Was ist das Zitat des Abends?

"Nach meiner Erfahrung fühlt sich jeder Investmentbanker unterbezahlt", kommentiert Voss den Neidfaktor in seiner früheren Branche. Der Ex-Banker zeigt damit, dass nicht nur die Höhe des Einkommens selbst eine Rolle spielt, sondern auch der Vergleich mit anderen.

"Vielleicht sollten wir mehr Offenheit im Umgang mit unseren Gehältern finden", schlägt er vor. Mehr Transparenz würde seiner Meinung nach die unsichere Verhandlungsposition für Arbeitnehmer verschwinden lassen.

Wer sind die Quasselstrippen des Abends?

Wie schafft man es, von der FDP Mitleid zu bekommen? "Es tut mir leid, dass Ihnen die Mitglieder davonrennen!", bedauert Suding DGB-Chef Hoffmann. Ein verbales Tätscheln, das sich eher wie eine Ohrfeige anfühlen muss.
Dem Gewerkschaftsboss ist anzumerken, dass er Thema und Sendezeit so gut wie möglich ausreizen will. In seinen Redesalven ist oft Jauchs beherztes Einatmen zu hören, der ihn zu unterbrechen sucht. Hoffmann beklagt, dass immer weniger Arbeitgeber tarifgebunden seien und fordert eine gesellschaftspolitische Debatte über den Wert von Arbeit.

Zusammen mit Linken-Politiker Gregor Gysi haben die zwei wortstarken Männer die applaussicheren Parolen auf ihrer Seite. "Die sogenannten Frauenberufe sind alle grottenschlecht bezahlt!", schimpft Gysi. Auch Hoffmann kann das Publikum für sich gewinnen. "Von Arbeit muss jeder in diesem Land vernünftig leben können", betont er.

Was ist das Ergebnis des Abends?

Wie lässt sich messen, ob eine Arbeit gerecht bezahlt wird? In Deutschland legt oft eine Mischung aus Tradition, dem Wohnort und den Regeln aus Angebot und Nachfrage in der Marktwirtschaft die Höhe des Einkommens fest. Die Ursachen für die Lohnverteilung in den einzelnen Berufsgruppen sind zu komplex, um in einer so breit angelegten Sendung in die Tiefe zu gehen. Doch nicht nur Voss hat den Eindruck, dass zwischen Leistung und Lohn kaum noch ein Zusammenhang besteht.

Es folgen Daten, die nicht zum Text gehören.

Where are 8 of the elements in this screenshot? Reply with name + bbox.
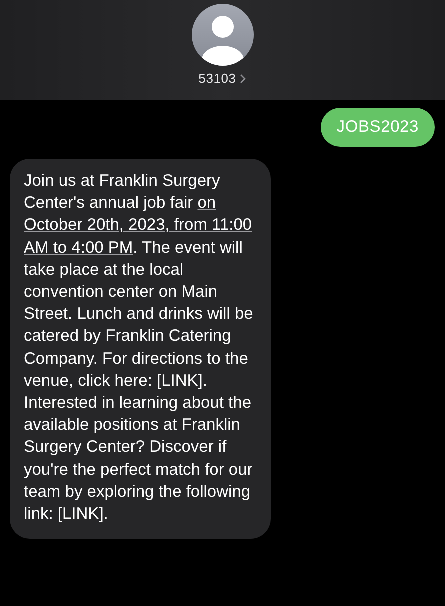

Nach der Überzeugung des früheren Investmentbankers kann nur die Gesellschaft – nicht der Einzelne - festlegen, was gerecht ist. Doch seine gutgemeinte Argumentation schwächelt. Die Höhe des gerechten Lohns definiere sich darüber "wie viel wir bereit sind, zu bezahlen". Als Jauch nachhakt, wer "wir" sei, antwortet Voss nur ausweichend.

Zumindest im Fall der Erzieher glaubt Suding, dass der eklatante Mangel an gut ausgebildeten Fachkräften in Kitas für einen Lohnanstieg sorgen wird. "Der Markt wird regeln, dass Erzieher künftig mehr verdienen", sagt sie, ganz FDP-Politikerin. Warum das bisher noch nicht eingetreten ist, erklärt sie nicht.

Doch wer bezahlt die Lohnerhöhung? DGB-Vorsitzender Hoffmann und Linken-Politiker Gysi sind sich in ihren Forderungen weitgehend einig: Kapitalerträge würden zu wenig und Arbeit zu hoch besteuert. Beide wollen die derzeitige gesellschaftliche Akzeptanz nutzen, um höhere Löhne für soziale Berufe wie Erzieher oder Altenpfleger durchzusetzen – notfalls auch unter Missachtung der "schwarzen Null".

Insgesamt bleibt die Debatte zahm, weil keiner den Buhmann spielen will. Einzig Wirtschaftsvertreter Hüther macht sich mit einer Ausführung unbeliebt. Nicht nur das Gehalt entscheide über die Wahl des Berufs, sondern auch die "Sinnstiftung". Voss findet das zynisch: "Das Ende Ihrer Logik ist ja, dass ich jemanden, dem sein Beruf Spaß macht, eigentlich gar nichts zahlen darf."